Os dejo el relato que escribí para HERADO DE ARAGÓN, para la serie de VIAJES POR ARAGÓN. Salió publicado el día 17 de julio de este año.
UN CUENTO CON TREN
Mi abuela vivió su infancia entre modernas
estaciones de tren y viejos campos de remolacha y de azafrán. Mi bisabuelo era
jefe de estación. De su primer destino, una aldea gallega, pasó a la capital. Y
de allí al Central de Aragón, que discurría entre Sagunto y Calatayud. Le tocó
dirigir la circulación del ferrocarril en Albentosa, en Caminreal y en
Villafranca.
Estaba en Caminreal cuando el accidente del
tren correo número seis en Luco de Jiloca. Aquella tarde de junio había habido
tormenta, y la recua de niños que había parido Agustina, mi bisabuela, estaban
en la cocina, secándose las ropas en el hogar. Los pequeños habían estado
jugando junto a las vías hasta que ya no quedó otro remedio que entrar. El tren
correo se había detenido como de costumbre a su hora. Nadie se había apeado,
solo unos cuantos hombres habían bajado para aliviarse. A las hijas del jefe de
la estación les gustaba meterse entre los vagones y observar lo que hacían los
desconocidos cuando todos se ponían de espaldas al tren. Ver hombres con levita
que hacían lo mismo que su padre les movía a chanza, y jugaban a inventarse
historias sobre ellos.
Esa tarde había llovido ya mucho, y el cielo
empezaba a tronar. Oscurecía y los relámpagos cortaban el cielo en líneas
caprichosas. Las niñas habían salido a jugar, pero el ruido que venía desde la
casa de las estrellas las había hecho regresar a la estación. Mi abuela llevaba
las enaguas manchadas de barro y el pelo chipiado. Lloraba porque le daban
miedo las tormentas.
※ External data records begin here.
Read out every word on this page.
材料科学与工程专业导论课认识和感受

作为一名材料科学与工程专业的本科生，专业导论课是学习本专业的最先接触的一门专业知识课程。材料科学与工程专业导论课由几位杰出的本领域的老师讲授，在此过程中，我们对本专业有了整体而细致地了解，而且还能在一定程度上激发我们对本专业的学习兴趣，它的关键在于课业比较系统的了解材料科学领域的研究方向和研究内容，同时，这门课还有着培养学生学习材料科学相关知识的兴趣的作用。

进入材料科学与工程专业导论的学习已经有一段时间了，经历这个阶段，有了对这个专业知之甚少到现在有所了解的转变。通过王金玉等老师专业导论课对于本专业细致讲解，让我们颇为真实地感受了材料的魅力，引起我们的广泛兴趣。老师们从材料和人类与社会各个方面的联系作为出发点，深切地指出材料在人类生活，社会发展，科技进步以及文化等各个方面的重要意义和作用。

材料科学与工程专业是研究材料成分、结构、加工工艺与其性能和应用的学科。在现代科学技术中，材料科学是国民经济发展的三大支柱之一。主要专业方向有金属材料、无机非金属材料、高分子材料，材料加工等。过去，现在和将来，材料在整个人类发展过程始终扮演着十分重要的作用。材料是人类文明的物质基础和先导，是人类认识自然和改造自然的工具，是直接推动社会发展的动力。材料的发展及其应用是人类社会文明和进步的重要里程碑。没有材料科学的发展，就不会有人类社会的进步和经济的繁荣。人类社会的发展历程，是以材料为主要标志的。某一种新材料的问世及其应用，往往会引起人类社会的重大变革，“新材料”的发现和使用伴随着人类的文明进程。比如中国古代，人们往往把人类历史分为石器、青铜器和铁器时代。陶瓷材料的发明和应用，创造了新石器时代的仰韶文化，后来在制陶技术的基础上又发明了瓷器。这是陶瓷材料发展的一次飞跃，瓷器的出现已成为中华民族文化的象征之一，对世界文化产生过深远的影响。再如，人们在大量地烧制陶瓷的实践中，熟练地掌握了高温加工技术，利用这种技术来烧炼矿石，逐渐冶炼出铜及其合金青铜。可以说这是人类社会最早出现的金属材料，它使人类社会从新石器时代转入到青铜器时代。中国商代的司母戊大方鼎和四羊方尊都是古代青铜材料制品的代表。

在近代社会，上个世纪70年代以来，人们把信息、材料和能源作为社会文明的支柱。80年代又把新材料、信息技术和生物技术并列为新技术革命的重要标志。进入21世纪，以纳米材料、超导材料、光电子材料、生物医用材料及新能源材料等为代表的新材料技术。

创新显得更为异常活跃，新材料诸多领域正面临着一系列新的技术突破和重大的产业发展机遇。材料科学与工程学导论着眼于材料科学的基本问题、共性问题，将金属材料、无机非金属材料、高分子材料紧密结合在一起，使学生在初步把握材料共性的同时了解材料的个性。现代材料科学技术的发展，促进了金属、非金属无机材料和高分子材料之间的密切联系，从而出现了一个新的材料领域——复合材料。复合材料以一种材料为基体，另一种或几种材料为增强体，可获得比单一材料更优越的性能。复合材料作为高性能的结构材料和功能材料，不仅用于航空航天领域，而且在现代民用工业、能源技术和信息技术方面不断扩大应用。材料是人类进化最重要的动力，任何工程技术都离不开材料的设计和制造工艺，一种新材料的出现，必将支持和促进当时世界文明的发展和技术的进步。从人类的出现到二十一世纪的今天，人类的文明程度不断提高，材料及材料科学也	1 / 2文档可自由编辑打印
Había nacido en una corrala de Madrid, donde no se oían
los truenos como en aquellos pueblos de Aragón a los que los habían destinado
las deudas de su padre en la capital: el sueldo del ferrocarril desaparecía
entre largas piernas y bocas pintadas.
Vieron el tren desde la ventana cerrada de la
cocina. La lluvia convertía el humo de la locomotora en una capa viscosa que
cubría vagones y ribazos. Todo era gris y negro aquella tarde. Hasta las
sotanas y los birretes de los curas que bajaron del vagón de primera. Las niñas
nunca habían visto hombres vestidos con faldas. Mi abuela se preguntó si
llevarían enaguas como las suyas. Aplastaba la nariz en el cristal para verlos
mejor. Todos fueron al otro lado del tren para hacer lo que todos los hombres,
pero remangándose las faldas, como hacían ella y sus hermanas. El tren siguió
su rumbo a pesar de la tormenta, y todo el mundo en la estación se echó a
dormir. A la mañana siguiente, el telégrafo no dejó de sonar.
- ¿Qué
pasa, qué pasa? –preguntaron al padre, que tenía la cara desencajada.
- El
tren correo, el que pasó ayer tarde con la tormenta, ha tenido un accidente.
Hay cinco muertos. La riada se llevó el puente, y el tren no pudo frenar a
tiempo. Una catástrofe.
A mi abuela le dio un escalofrío: esa noche
había soñado con sotanas y birretes.
Nunca supo que aquellos tres hombres ya no
existían cuando soñó con ellos. Y con sus ropas sin botones.